Bir örnekten yararlanabilmek adına inancı din üzerinden ele almak doğru olacaktır. Öncelikle aynı inancın, dinin farklı uygulanış biçimlerine şahit olmamızdan başlamak uygun olacaktır. Bu şahitliğin en uygun örneğini Maksim Gorki'nin otobiyografisinde buluruz. Gorki otobiyografik üçlemesinin ilk kitabı olan Çocukluğum'da büyükannesi ve dedesinin tanrılarına karşı duyduğu hisleri dile getirirken dedesinin tanrısı hakkında şöyle der: “Dedemin tanrısı bende korku ve düşmanlık uyandırıyordu: Kimseyi sevmeyen, sert bakışlarıyla herkesi izleyen ve herkeste ille de bir eksik, yanlış, günah arayan ve bulan bir tanrıydı bu. Şurası çok açıktı ki insana hiç inanmıyor, sürekli tövbe bekliyor ve cezalandırmak için yanıp tutuşuyordu.” Büyükannesinin tanrısını ise; “tüm çevremdeki her şeyin en güzeli en aydınlık olanı, en merhametli olanıydı…” diye tanımlar.
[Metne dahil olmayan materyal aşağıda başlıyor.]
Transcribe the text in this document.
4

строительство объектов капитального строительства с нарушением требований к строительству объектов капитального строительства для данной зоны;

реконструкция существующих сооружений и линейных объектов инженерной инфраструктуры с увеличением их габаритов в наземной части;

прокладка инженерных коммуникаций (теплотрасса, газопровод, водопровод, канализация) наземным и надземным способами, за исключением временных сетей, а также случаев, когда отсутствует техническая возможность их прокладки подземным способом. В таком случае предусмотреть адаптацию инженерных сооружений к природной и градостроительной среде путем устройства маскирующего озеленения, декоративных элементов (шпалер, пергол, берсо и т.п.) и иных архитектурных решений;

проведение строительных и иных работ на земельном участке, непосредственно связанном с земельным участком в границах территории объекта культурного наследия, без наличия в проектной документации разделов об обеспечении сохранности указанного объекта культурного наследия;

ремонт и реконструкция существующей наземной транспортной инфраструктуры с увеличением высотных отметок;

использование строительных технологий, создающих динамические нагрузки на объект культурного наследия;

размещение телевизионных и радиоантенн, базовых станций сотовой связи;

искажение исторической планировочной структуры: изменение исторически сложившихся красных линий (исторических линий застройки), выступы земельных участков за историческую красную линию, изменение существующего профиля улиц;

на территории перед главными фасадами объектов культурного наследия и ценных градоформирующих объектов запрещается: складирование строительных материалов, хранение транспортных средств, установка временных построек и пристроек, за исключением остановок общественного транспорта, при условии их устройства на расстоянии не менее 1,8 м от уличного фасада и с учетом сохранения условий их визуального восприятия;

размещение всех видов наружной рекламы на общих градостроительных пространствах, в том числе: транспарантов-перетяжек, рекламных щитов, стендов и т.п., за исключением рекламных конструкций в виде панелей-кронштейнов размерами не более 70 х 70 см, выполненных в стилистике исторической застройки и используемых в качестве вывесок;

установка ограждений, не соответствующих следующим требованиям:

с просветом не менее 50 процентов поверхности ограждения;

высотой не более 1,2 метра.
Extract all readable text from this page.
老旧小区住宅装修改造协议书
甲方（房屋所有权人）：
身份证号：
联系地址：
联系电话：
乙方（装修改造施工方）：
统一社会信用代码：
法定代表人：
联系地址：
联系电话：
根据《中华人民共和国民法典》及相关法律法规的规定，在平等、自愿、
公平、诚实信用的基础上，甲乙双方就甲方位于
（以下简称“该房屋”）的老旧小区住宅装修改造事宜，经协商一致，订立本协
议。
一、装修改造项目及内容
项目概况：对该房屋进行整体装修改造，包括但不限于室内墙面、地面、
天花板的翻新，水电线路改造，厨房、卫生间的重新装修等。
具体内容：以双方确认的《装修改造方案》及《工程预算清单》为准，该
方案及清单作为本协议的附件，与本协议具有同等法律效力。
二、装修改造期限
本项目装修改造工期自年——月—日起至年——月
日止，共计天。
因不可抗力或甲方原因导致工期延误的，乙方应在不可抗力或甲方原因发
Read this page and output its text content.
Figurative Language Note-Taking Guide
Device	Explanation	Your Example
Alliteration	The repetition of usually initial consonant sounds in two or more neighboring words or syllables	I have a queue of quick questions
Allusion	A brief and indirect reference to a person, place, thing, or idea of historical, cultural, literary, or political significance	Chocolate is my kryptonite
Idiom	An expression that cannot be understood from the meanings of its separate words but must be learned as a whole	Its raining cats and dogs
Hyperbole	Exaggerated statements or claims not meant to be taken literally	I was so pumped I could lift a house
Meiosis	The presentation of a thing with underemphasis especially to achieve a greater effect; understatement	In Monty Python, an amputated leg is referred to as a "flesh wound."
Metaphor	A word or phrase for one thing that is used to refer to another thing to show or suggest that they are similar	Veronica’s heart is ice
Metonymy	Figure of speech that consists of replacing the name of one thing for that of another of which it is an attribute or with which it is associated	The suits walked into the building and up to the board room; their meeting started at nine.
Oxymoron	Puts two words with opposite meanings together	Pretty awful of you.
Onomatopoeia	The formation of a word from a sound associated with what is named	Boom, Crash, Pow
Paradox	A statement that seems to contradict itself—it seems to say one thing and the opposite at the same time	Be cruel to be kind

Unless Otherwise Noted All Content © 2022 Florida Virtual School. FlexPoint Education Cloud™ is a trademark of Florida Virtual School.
Bu zıtlığın yalnızca bireylerin sahip olduğu bir durum olduğunu düşünmek yanlış olur. Bu zıtlık asıl olarak dinlerin sahip olduğu bir durumdur. Gorki, dinlerin bu iki tanrısına kaba bir şekilde şu ayrımı yapar: “Ne zaman hangi tanrıya dua edildiğini kilisede fark ederdim.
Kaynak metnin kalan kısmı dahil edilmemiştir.